Deniz kabuğu kayıyor parmaklarımın arasından. Hiçbir şey demiyorum, diyemem, diyemiyorum. Arkamı dönüyorum. Kulağıma bir ses geliyor. İnce bir ses. Onun sesi mi? Evet, kesinlikle. Melek gibi bir ses. Bir melek ağlıyor arkamda. Bir melek ayrılığımızın şerefine ağlıyor. Dönüyorum arkama.
“Güneş, bu deniz kabuğunu görürse anlar ayrıldığımızı. Biz unuturuz belki ama o unutmaz. Emin ol.”
Geldiğim yönden geri dönüyorum. İçimde ince bir ürpertiyle…

I can’t take my mind off of you
I can’t take my mind off of you


Artık gündüz çıkmıyorum dışarı. Perdeleri sıkı sıkıya çekiyorum. Güneş girmesin içeri, sızmasın evime. Eğer güneş görürse beni, anlar ayrıldığımızı. Anlamasın, bilmesin. Böylesi daha iyi.

Did I say that I loathe you?
Did I say that I want to leave it all behind?



O sahil kasabasından çok uzakta, bir okyanus kadar uzakta, bir genç kız başını cama dayamış, elinde rengarenk bir deniz kabuğu denizin ardında yok olan güneşi uğurluyor. Deniz kabuğu aylardır güneş görmüyor. Geride kızıllığını bırakan güneşe bakıyor özlemle. İki damla, sıcacık yaş konuyor deniz kabuğunun tırtıklı yüzeyine usulca. Kız ağlıyor. Ruhunda deniz kabuğuna dokunduğu andan beri var olan ince bir ürperti… Kulaklarında onun sesi. Burnunda onun kokusu. Aklında o…

11 Temmuz 2010 Pazar

Yazgı

Gece. Karanlık serilmiş yeryüzüne. Gri benekler gökteki gece lambasının ışıklarını hapsetmişler dünyanın dışına. Soğuk, çok soğuk, buz gibi bir hava.
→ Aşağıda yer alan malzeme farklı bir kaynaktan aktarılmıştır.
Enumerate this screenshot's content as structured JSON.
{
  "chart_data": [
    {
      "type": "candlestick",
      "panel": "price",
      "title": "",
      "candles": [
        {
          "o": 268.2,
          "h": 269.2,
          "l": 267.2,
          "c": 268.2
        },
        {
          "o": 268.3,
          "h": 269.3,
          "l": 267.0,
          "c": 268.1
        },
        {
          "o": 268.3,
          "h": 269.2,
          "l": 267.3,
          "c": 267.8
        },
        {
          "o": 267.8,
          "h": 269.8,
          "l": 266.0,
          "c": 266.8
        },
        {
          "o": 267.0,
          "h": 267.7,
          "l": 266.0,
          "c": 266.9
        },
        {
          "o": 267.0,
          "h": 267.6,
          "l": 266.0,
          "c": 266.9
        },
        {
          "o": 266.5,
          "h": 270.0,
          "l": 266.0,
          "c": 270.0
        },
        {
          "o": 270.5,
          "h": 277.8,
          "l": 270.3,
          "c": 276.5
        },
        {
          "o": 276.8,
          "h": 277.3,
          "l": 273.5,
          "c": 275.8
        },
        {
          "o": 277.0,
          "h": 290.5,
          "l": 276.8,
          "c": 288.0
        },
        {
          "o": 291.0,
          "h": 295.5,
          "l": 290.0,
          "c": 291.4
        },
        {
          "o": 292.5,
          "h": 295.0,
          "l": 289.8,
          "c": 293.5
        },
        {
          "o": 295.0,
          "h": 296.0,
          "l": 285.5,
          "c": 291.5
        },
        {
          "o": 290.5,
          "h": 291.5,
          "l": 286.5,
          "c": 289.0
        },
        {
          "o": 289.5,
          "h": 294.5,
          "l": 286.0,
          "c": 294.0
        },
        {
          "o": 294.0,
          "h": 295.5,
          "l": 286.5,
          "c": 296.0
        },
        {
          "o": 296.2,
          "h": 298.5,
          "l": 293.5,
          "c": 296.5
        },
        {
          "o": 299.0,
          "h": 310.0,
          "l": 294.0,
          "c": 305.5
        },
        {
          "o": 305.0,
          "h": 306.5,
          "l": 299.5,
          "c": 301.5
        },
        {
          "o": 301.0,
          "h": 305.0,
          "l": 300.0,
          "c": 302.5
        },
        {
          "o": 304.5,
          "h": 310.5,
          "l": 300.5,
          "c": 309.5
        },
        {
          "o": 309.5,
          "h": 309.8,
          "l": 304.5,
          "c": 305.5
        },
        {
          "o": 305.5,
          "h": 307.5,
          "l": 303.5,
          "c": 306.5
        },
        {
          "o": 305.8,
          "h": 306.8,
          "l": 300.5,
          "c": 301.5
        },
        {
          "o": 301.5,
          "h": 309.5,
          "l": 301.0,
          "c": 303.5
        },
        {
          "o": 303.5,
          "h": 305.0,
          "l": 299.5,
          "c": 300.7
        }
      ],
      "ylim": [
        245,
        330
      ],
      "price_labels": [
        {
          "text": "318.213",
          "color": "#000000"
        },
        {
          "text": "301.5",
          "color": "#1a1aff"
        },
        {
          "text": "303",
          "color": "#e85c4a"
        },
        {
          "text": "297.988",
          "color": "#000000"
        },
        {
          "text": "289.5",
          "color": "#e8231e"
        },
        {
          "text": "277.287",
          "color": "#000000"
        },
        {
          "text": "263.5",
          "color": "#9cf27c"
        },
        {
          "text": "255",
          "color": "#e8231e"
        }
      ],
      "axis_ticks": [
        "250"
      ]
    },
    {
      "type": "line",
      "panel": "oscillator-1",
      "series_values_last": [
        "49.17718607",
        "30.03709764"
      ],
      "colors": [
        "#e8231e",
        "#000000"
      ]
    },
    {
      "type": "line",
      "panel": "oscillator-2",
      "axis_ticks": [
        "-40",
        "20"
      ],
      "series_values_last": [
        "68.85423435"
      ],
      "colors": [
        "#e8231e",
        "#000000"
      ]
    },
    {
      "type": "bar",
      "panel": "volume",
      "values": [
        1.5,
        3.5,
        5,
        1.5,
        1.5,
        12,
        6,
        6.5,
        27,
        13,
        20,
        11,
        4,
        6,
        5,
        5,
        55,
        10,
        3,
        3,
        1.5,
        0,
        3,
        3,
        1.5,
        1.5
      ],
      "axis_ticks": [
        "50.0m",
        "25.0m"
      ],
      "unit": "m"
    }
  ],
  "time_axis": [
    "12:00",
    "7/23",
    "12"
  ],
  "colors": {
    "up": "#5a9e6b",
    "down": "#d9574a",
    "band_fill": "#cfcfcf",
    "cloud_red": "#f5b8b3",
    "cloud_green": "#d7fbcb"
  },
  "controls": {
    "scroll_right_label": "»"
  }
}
Bir sokak. Kimsesiz, sahipsiz. Soğuktan ve karanlıktan o da almış nasibini. Bir gece lambası üşüyen ışığıyla aydınlatmaya çalışıyor sokağı. Gece lambasının yanında içindekileri dışarı kusmuş bir çöplük. Çöpler rüzgarın dayağına alışmış. Birkaçı arada bir havalanıyor. Bazıları ise titreye titreye ağlamakla yetiniyor. Yapacak başka şey yok. Ama hepsi soğuktan ve rüzgarın dayağından şikayetçi. Bir fare çıkıyor çöplüğün altından. Ok gibi. Bir kedi atılıyor arkasından. Karanlıkta kayboluyorlar. Bir evin cılız ışığı kapanıyor. Bir başka odasında beliriyor cılız ışık. Ardından o da karışıyor karanlığa. Rüzgar öfkeyle homurdanırken uyuyor üşüyen gece lambası. Karanlık ve sessiz. Ne ışık var, ne ses. Sokağın yazgısı karanlık. Ne sokak değiştirebilir bunu, ne de başkası. Yazılmış bir kere.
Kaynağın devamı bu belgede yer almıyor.